No one is kidding themselves that M&S is out of the woods: revenues sank 7.8% in the six months to September in the troubled clothing division, but on the food side the new approach offers a glimmer of real hope.
“These early steps to attract families and broaden customer shopping occasions have produced encouraging results,” the retailer says, “M&S is no longer positioning itself as special and different, but instead special and relevant”.
As for this year’s Christmas ad, Cramond and her team tapped what had landed best through the previous year. Two of the stars of its What’s New at M&S Food series - McGuinness and Willis - visit a Christmas food market manned by M&S product developers for what feels like an on-location version of the social show. And again, it’s resonating.
“Our customers are highly engaged with our strategy because we are listening to them and looking at how they engage with our marketing,” says Cramond. “We employ a test-and-learn strategy to learn what type of content works best on which platforms so we can create bespoke content by platform as well as customer base.”
This is not just marketing talk. This, it would appear, is really working.
Who else is getting advertising right?
All the supermarkets’ top ad awareness scores were achieved in December.
M&S’s 2018 Christmas ad earned it the highest awareness score for the whole period, across all categories. Next-best stores in terms of ad recall for the year were Tesco, Sainsbury’s, Aldi and Morrisons.
This year’s M&S Christmas ad has also scored highly for awareness - but has been beaten so far by Tesco’s 2019 effort.
Fast food & delivery
McDonald’s marketing effort this year, as ever, has been expansive, expensive and effective. It achieved top ad awareness scores in the category every month.
KFC and Domino’s Pizza also produced some effective advertising, but face competition in the brand awareness stakes from delivery services Just Eat and Deliveroo.
This amounts to doubly good news for KFC - it can be ordered via the Deliveroo platform as well as Just Eat.
High street fashion
In November, M&S CEO Steve Rowe revealed revenue across its Clothing & Home division was down by 7.8%. The poor performance couldn’t be blamed on lacklustre marketing: M&S scored the highest awareness for its clothing-focused ads for most months of the year.
This year’s Christmas ad for M&S clothing is performing well too. In response to the success of ‘Go Jumpers’, a ‘Go Pyjamas’ ad has been launched.
Amazon has ramped up its advertising in recent months. Campaigns have focused on two things: convincing people to order their Christmas gifts on its website, and convincing others to come and work in its warehouses so all those orders can be fulfilled.

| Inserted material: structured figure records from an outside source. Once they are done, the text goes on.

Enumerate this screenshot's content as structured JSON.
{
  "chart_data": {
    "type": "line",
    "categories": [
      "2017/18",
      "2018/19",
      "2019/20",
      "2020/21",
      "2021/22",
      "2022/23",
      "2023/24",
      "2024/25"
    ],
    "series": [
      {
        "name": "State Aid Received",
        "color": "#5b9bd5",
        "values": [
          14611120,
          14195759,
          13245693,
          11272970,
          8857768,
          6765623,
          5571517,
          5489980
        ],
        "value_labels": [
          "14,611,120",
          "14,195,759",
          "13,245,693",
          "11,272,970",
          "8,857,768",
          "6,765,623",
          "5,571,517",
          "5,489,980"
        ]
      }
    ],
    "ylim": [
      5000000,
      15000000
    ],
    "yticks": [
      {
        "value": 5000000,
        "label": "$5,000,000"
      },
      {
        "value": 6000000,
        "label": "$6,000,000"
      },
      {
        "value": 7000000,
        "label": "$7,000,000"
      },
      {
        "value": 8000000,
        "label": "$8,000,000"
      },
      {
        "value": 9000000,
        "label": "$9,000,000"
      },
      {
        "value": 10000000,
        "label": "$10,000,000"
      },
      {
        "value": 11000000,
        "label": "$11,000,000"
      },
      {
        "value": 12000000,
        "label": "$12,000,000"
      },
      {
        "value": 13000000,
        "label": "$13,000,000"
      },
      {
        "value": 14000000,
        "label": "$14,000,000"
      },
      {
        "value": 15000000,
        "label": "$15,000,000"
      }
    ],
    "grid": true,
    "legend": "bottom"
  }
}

Amazon’s Christmas ad sees people carry the smiling boxes to loved ones (in the US). In its recruitment ads, real staff members share the benefits of working in Amazon’s huge DCs.
The Argos ‘drum kit’ Christmas campaign this year has already performed well in the category, but its ads were also readily recalled before and after Christmas last year.
Argos stores are being closed by the score, as owner Sainsbury’s overhauls its estate and integrates them into its supermarkets - a set-up portrayed in Argos’s 2018 Christmas ad.
Ads from Ikea, B&Q and Currys were also well recalled.